Redactions were applied using three distinct methods, each with varying levels of sophistication:
-
The first method employed a re-based framework to redact account numbers and emails. The assumption for account numbers was the presence of repetitive patterns of 3 sets of 4 digits separated by hyphens, with arbitrary spaces preceding or following the hyphens. It's important to note that some of these issues may also be attributed to PyPDF2 I/O.
-
The second method involved leveraging BERT for the detection of usernames and passwords. The approach reframed the task as a question-answering (QA) problem, with the text containing the terms "username" or "password" acting as the passage. This method adds a layer of sophistication to the redaction process.
-
The third method employed Spacy NER for redacting names and addresses. A transformer model, specifically a small English model, was utilized. The labels FAC and GPE were used for the redaction process.

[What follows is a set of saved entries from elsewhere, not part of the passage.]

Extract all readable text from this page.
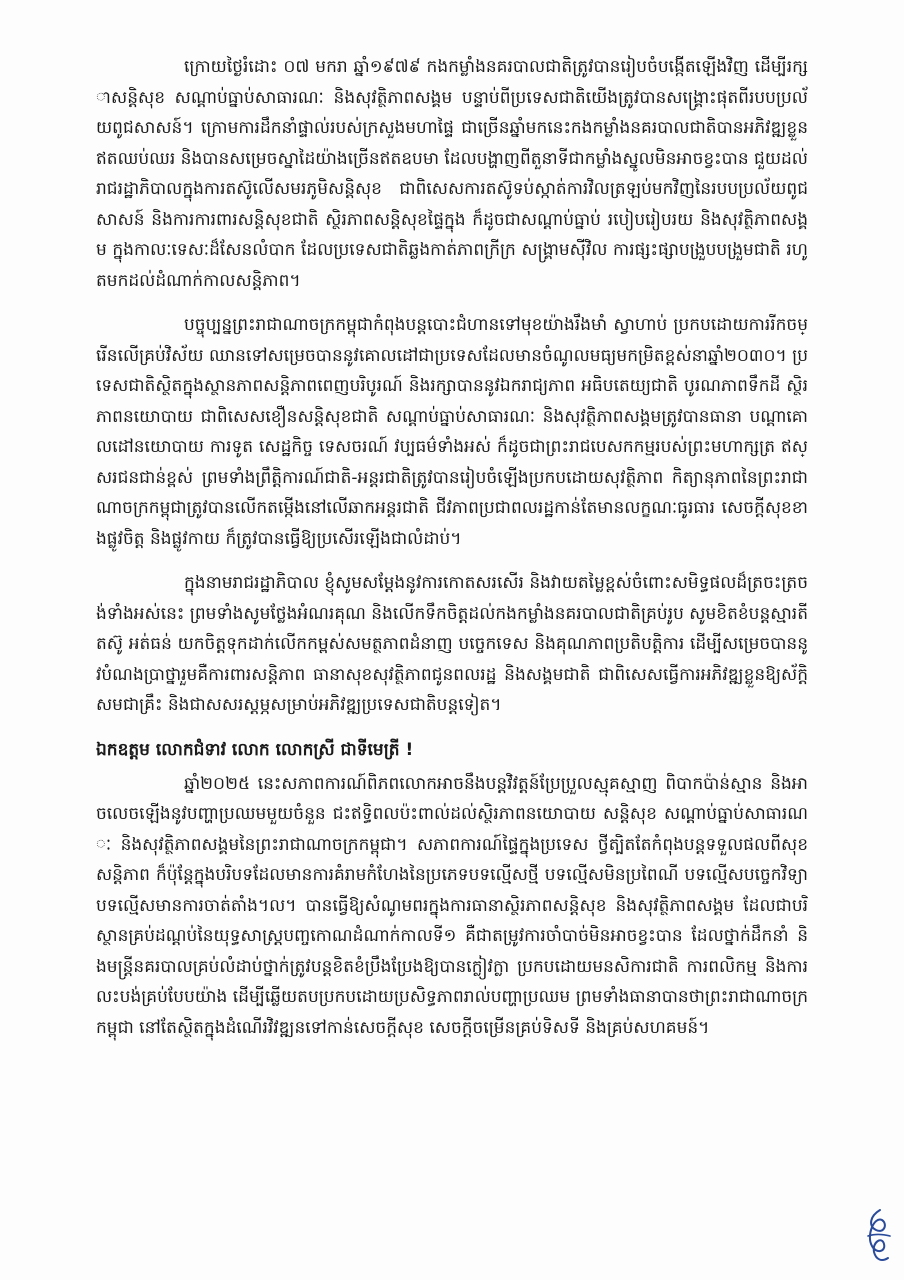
ក្រោយថ្ងៃរំដោះ ០៧ មករា ឆ្នាំ១៩៧៩ កងកម្លាំងនគរបាលជាតិត្រូវបានរៀបចំបង្កើតឡើងវិញ ដើម្បីរក្សាសន្តិសុខ សណ្តាប់ធ្នាប់សាធារណៈ និងសុវត្ថិភាពសង្គម បន្ទាប់ពីប្រទេសជាតិយើងត្រូវបានសង្គ្រោះផុតពីរបបប្រល័យពូជសាសន៍។ ក្រោមការដឹកនាំផ្ទាល់របស់ក្រសួងមហាផ្ទៃ ជាច្រើនឆ្នាំមកនេះកងកម្លាំងនគរបាលជាតិបានអភិវឌ្ឍខ្លួនឥតឈប់ឈរ និងបានសម្រេចស្នាដៃយ៉ាងច្រើនឥតឧបមា ដែលបង្ហាញពីតួនាទីជាកម្លាំងស្នូលមិនអាចខ្វះបាន ជួយដល់រាជរដ្ឋាភិបាលក្នុងការតស៊ូលើសមរភូមិសន្តិសុខ ជាពិសេសការតស៊ូទប់ស្កាត់ការវិលត្រឡប់មកវិញនៃរបបប្រល័យពូជសាសន៍ និងការការពារសន្តិសុខជាតិ ស្ថិរភាពសន្តិសុខផ្ទៃក្នុង ក៏ដូចជាសណ្តាប់ធ្នាប់ របៀបរៀបរយ និងសុវត្ថិភាពសង្គម ក្នុងកាលៈទេសៈដ៏សែនលំបាក ដែលប្រទេសជាតិឆ្លងកាត់ភាពក្រីក្រ សង្គ្រាមស៊ីវិល ការផ្សះផ្សាបង្រួបបង្រួមជាតិ រហូតមកដល់ដំណាក់កាលសន្តិភាព។

បច្ចុប្បន្នព្រះរាជាណាចក្រកម្ពុជាកំពុងបន្តបោះជំហានទៅមុខយ៉ាងរឹងមាំ ស្វាហាប់ ប្រកបដោយការរីកចម្រើនលើគ្រប់វិស័យ ឈានទៅសម្រេចបាននូវគោលដៅជាប្រទេសដែលមានចំណូលមធ្យមកម្រិតខ្ពស់នាឆ្នាំ២០៣០។ ប្រទេសជាតិស្ថិតក្នុងស្ថានភាពសន្តិភាពពេញបរិបូរណ៍ និងរក្សាបាននូវឯករាជ្យភាព អធិបតេយ្យជាតិ បូរណភាពទឹកដី ស្ថិរភាពនយោបាយ ជាពិសេសខឿនសន្តិសុខជាតិ សណ្តាប់ធ្នាប់សាធារណៈ និងសុវត្ថិភាពសង្គមត្រូវបានធានា បណ្តាគោលដៅនយោបាយ ការទូត សេដ្ឋកិច្ច ទេសចរណ៍ វប្បធម៌ទាំងអស់ ក៏ដូចជាព្រះរាជបេសកកម្មរបស់ព្រះមហាក្សត្រ ឥស្សរជនជាន់ខ្ពស់ ព្រមទាំងព្រឹត្តិការណ៍ជាតិ-អន្តរជាតិត្រូវបានរៀបចំឡើងប្រកបដោយសុវត្ថិភាព កិត្យានុភាពនៃព្រះរាជាណាចក្រកម្ពុជាត្រូវបានលើកតម្កើងនៅលើឆាកអន្តរជាតិ ជីវភាពប្រជាពលរដ្ឋកាន់តែមានលក្ខណៈធូរធារ សេចក្តីសុខខាងផ្លូវចិត្ត និងផ្លូវកាយ ក៏ត្រូវបានធ្វើឱ្យប្រសើរឡើងជាលំដាប់។

ក្នុងនាមរាជរដ្ឋាភិបាល ខ្ញុំសូមសម្តែងនូវការកោតសរសើរ និងវាយតម្លៃខ្ពស់ចំពោះសមិទ្ធផលដ៏ត្រចះត្រចង់ទាំងអស់នេះ ព្រមទាំងសូមថ្លែងអំណរគុណ និងលើកទឹកចិត្តដល់កងកម្លាំងនគរបាលជាតិគ្រប់រូប សូមខិតខំបន្តស្មារតីតស៊ូ អត់ធន់ យកចិត្តទុកដាក់លើកកម្ពស់សមត្ថភាពដំនាញ បច្ចេកទេស និងគុណភាពប្រតិបត្តិការ ដើម្បីសម្រេចបាននូវបំណងប្រាថ្នារួមគឺការពារសន្តិភាព ធានាសុខសុវត្ថិភាពជូនពលរដ្ឋ និងសង្គមជាតិ ជាពិសេសធ្វើការអភិវឌ្ឍខ្លួនឱ្យស័ក្តិសមជាគ្រឹះ និងជាសសរស្តម្ភសម្រាប់អភិវឌ្ឍប្រទេសជាតិបន្តទៀត។

ឯកឧត្តម លោកជំទាវ លោក លោកស្រី ជាទីមេត្រី !

ឆ្នាំ២០២៥ នេះសភាពការណ៍ពិភពលោកអាចនឹងបន្តវិវត្តន៍ប្រែប្រួលស្មុគស្មាញ ពិបាកប៉ាន់ស្មាន និងអាចលេចឡើងនូវបញ្ហាប្រឈមមួយចំនួន ជះឥទ្ធិពលប៉ះពាល់ដល់ស្ថិរភាពនយោបាយ សន្តិសុខ សណ្តាប់ធ្នាប់សាធារណៈ និងសុវត្ថិភាពសង្គមនៃព្រះរាជាណាចក្រកម្ពុជា។ សភាពការណ៍ផ្ទៃក្នុងប្រទេស ថ្វីត្បិតតែកំពុងបន្តទទួលផលពីសុខសន្តិភាព ក៏ប៉ុន្តែក្នុងបរិបទដែលមានការគំរាមកំហែងនៃប្រភេទបទល្មើសថ្មី បទល្មើសមិនប្រពៃណី បទល្មើសបច្ចេកវិទ្យា បទល្មើសមានការចាត់តាំង។ល។ បានធ្វើឱ្យសំណូមពរក្នុងការធានាស្ថិរភាពសន្តិសុខ និងសុវត្ថិភាពសង្គម ដែលជាបរិស្ថានគ្រប់ដណ្តប់នៃយុទ្ធសាស្ត្របញ្ចកោណដំណាក់កាលទី១ គឺជាតម្រូវការចាំបាច់មិនអាចខ្វះបាន ដែលថ្នាក់ដឹកនាំ និងមន្ត្រីនគរបាលគ្រប់លំដាប់ថ្នាក់ត្រូវបន្តខិតខំប្រឹងប្រែងឱ្យបានក្លៀវក្លា ប្រកបដោយមនសិការជាតិ ការពលិកម្ម និងការលះបង់គ្រប់បែបយ៉ាង ដើម្បីឆ្លើយតបប្រកបដោយប្រសិទ្ធភាពរាល់បញ្ហាប្រឈម ព្រមទាំងធានាបានថាព្រះរាជាណាចក្រកម្ពុជា នៅតែស្ថិតក្នុងដំណើរវិវឌ្ឍនទៅកាន់សេចក្តីសុខ សេចក្តីចម្រើនគ្រប់ទិសទី និងគ្រប់សហគមន៍។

Additionally, a small multilingual model was employed to handle corner cases where addresses were in languages other than English. The decision to use small models was driven by computational constraints.
virtualenv MLDeeds
source +x MLDeeds/bin/activate
./install.sh
MLDeeds/bin/flask run
Open http://127.0.0.1:5000
On the WebGUI, upload the pdf file you want to redact. After sometime, you would be able to download
the redacted output to the folder of your choice. Note: The processing time depends on the size of your pdf file.
I attempted to use PyInstall and ran into issues due to complicated dependencies for the repo. I attempted to build a double click
version using shell script (redact_app.sh
).